WicketBuilder
Groovy Wicket Builder
The Wicket Builder utility implements a Groovy Builder for constructing Wicket Component trees.
While using the builder makes building Component trees easier and more clear to the reader, the original driver was the fact that Groovy does not allow anonymous inner classes. Wicket relies on overriding methods to provide custom functionality for many Component types. Groovy can be used to code Wicket page classes, but each class that is overridden needs a named class definition. Possible, but clunky.
The WicketBuilder simulates these overrides with named Closures. Closures are, essentially, portable code blocks. Under the hood, the builder creates dynamic class overrides and runs the closures when the named method is called.
Some example code.
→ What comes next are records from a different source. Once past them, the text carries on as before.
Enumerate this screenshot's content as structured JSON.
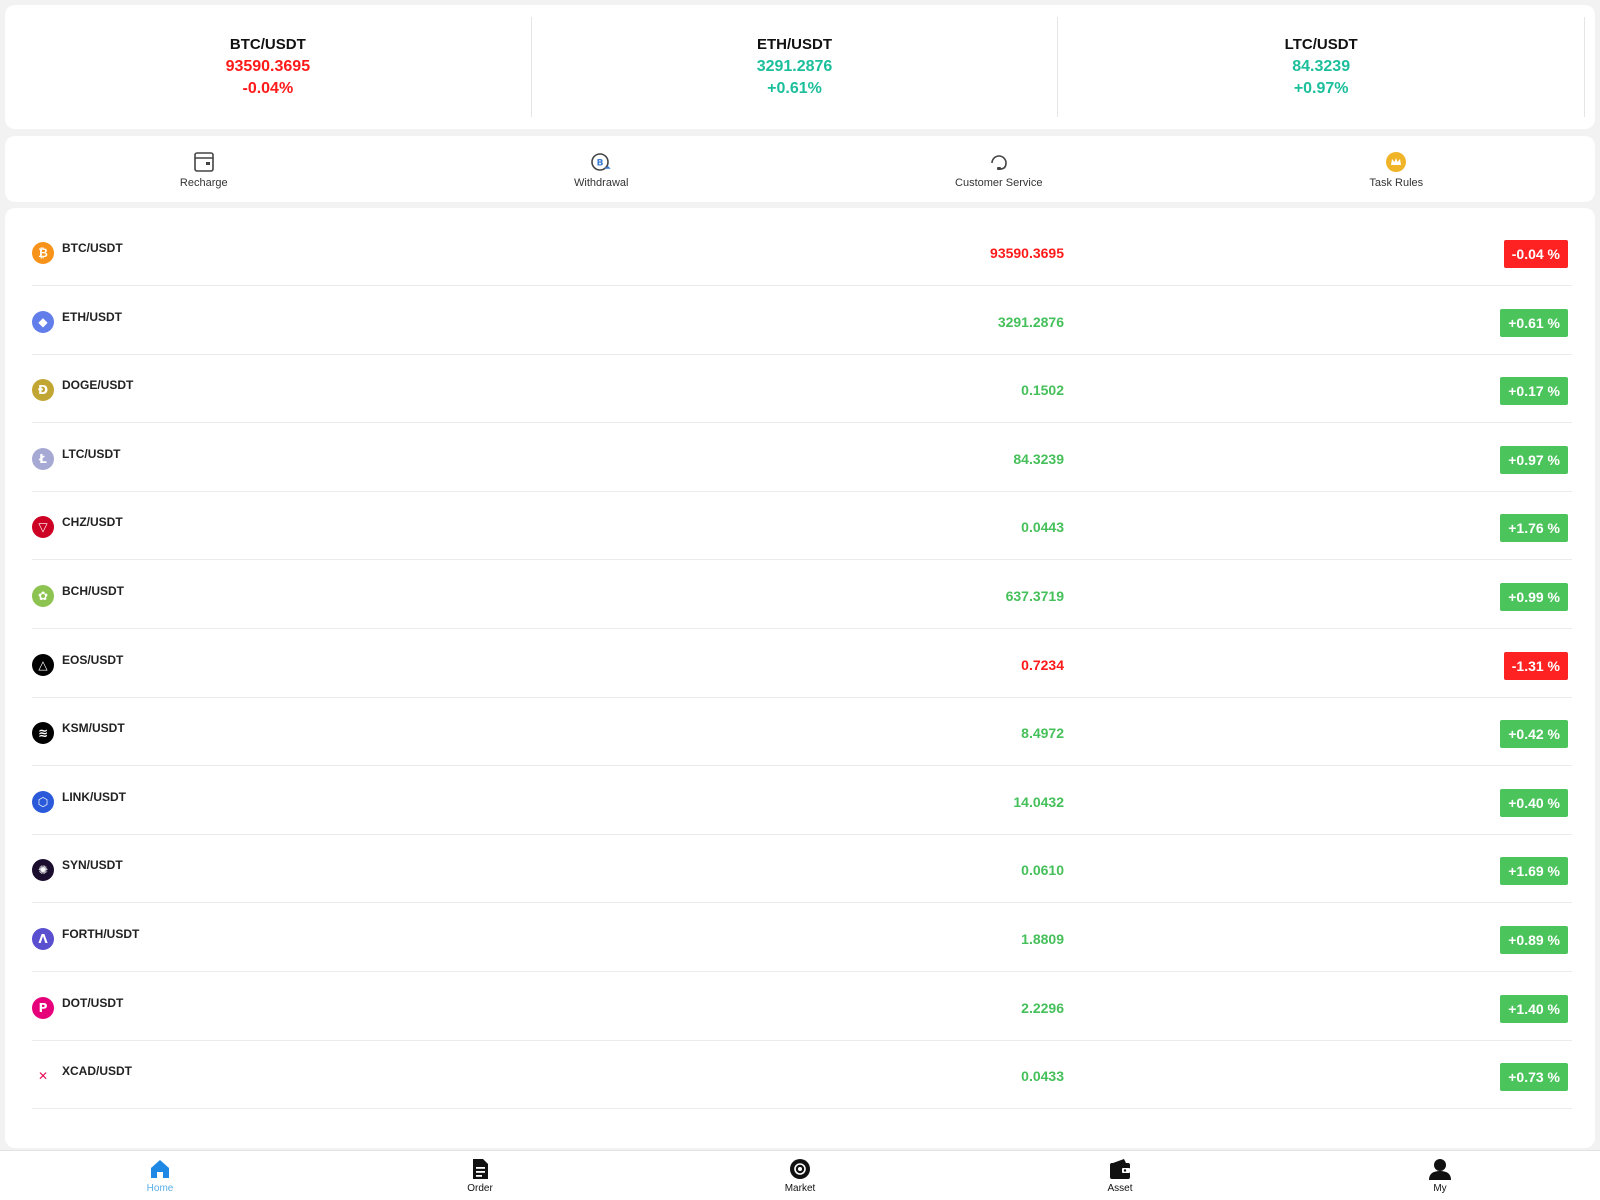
{
  "tickers": [
    {
      "pair": "BTC/USDT",
      "price": "93590.3695",
      "change": "-0.04%",
      "trend": "down"
    },
    {
      "pair": "ETH/USDT",
      "price": "3291.2876",
      "change": "+0.61%",
      "trend": "up"
    },
    {
      "pair": "LTC/USDT",
      "price": "84.3239",
      "change": "+0.97%",
      "trend": "up"
    }
  ],
  "actions": {
    "recharge": "Recharge",
    "withdrawal": "Withdrawal",
    "customer_service": "Customer Service",
    "task_rules": "Task Rules"
  },
  "market": [
    {
      "symbol": "BTC/USDT",
      "price": "93590.3695",
      "change": "-0.04 %",
      "trend": "down",
      "icon": "btc-icon",
      "color": "#f7931a"
    },
    {
      "symbol": "ETH/USDT",
      "price": "3291.2876",
      "change": "+0.61 %",
      "trend": "up",
      "icon": "eth-icon",
      "color": "#627eea"
    },
    {
      "symbol": "DOGE/USDT",
      "price": "0.1502",
      "change": "+0.17 %",
      "trend": "up",
      "icon": "doge-icon",
      "color": "#c2a633"
    },
    {
      "symbol": "LTC/USDT",
      "price": "84.3239",
      "change": "+0.97 %",
      "trend": "up",
      "icon": "ltc-icon",
      "color": "#a6a9d4"
    },
    {
      "symbol": "CHZ/USDT",
      "price": "0.0443",
      "change": "+1.76 %",
      "trend": "up",
      "icon": "chz-icon",
      "color": "#cd0124"
    },
    {
      "symbol": "BCH/USDT",
      "price": "637.3719",
      "change": "+0.99 %",
      "trend": "up",
      "icon": "bch-icon",
      "color": "#8dc351"
    },
    {
      "symbol": "EOS/USDT",
      "price": "0.7234",
      "change": "-1.31 %",
      "trend": "down",
      "icon": "eos-icon",
      "color": "#000000"
    },
    {
      "symbol": "KSM/USDT",
      "price": "8.4972",
      "change": "+0.42 %",
      "trend": "up",
      "icon": "ksm-icon",
      "color": "#000000"
    },
    {
      "symbol": "LINK/USDT",
      "price": "14.0432",
      "change": "+0.40 %",
      "trend": "up",
      "icon": "link-icon",
      "color": "#2a5ada"
    },
    {
      "symbol": "SYN/USDT",
      "price": "0.0610",
      "change": "+1.69 %",
      "trend": "up",
      "icon": "syn-icon",
      "color": "#1a0d2e"
    },
    {
      "symbol": "FORTH/USDT",
      "price": "1.8809",
      "change": "+0.89 %",
      "trend": "up",
      "icon": "forth-icon",
      "color": "#5a4fcf"
    },
    {
      "symbol": "DOT/USDT",
      "price": "2.2296",
      "change": "+1.40 %",
      "trend": "up",
      "icon": "dot-icon",
      "color": "#e6007a"
    },
    {
      "symbol": "XCAD/USDT",
      "price": "0.0433",
      "change": "+0.73 %",
      "trend": "up",
      "icon": "xcad-icon",
      "color": "#e8115b"
    }
  ],
  "tabs": {
    "home": "Home",
    "order": "Order",
    "market": "Market",
    "asset": "Asset",
    "my": "My"
  },
  "colors": {
    "up": "#45c05a",
    "down": "#ff1a1a",
    "teal": "#1cbf9b",
    "active_tab": "#5aaee8"
  }
}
First Java:
Form form = new Form("contactForm"){ protected void onSubmit() { try { ((Contact)getModel().getModelObject()).save(); } catch(SomeCrazyException e) { throw new RuntimeException("I don't know what to do with this. Just fail.", e); } } }; form.add(new RequiredTextField("firstname"); form.add(new RequiredTextField("lastname").add(StringValidator.maximumLength(32)); add(form);
And Groovy, with the WicketBuilder:
WicketBuilder builder = new WicketBuilder(this) builder.form("contactForm", model:new CompoundPropertyModel(contact), onSubmit:{ model.modelObject.save() }) { requiredTextField("firstname") requiredTextField("lastname") {add(StringValidator.maximumLength(32))} }
The builder structure follows a tree pattern, so the code winds up being laid out more like how it will look in the actual html page.
The name of each pretended method (in bold above) is resolved to a Wicket Component object, and added in a parent/child structure.
Named closures in the attributes list (see 'onSubmit' above, italicized and underlined) tip off the builder to produce a dynamic subclass, overriding that method and using the closure provided as the body of the method.
Custom components can be used as well. If in the same package, just make sure the Wicket default constructor is available (SomeClass(String key)). Then, simply use the class name with the first character in lower case.
builder.form("someForm") { someClass("some other thing") ... }
If the custom Components are in other packages, a configuration object needs to be provided (more to come...)
The WicketBuilder code is currently in the 1.3 branch only.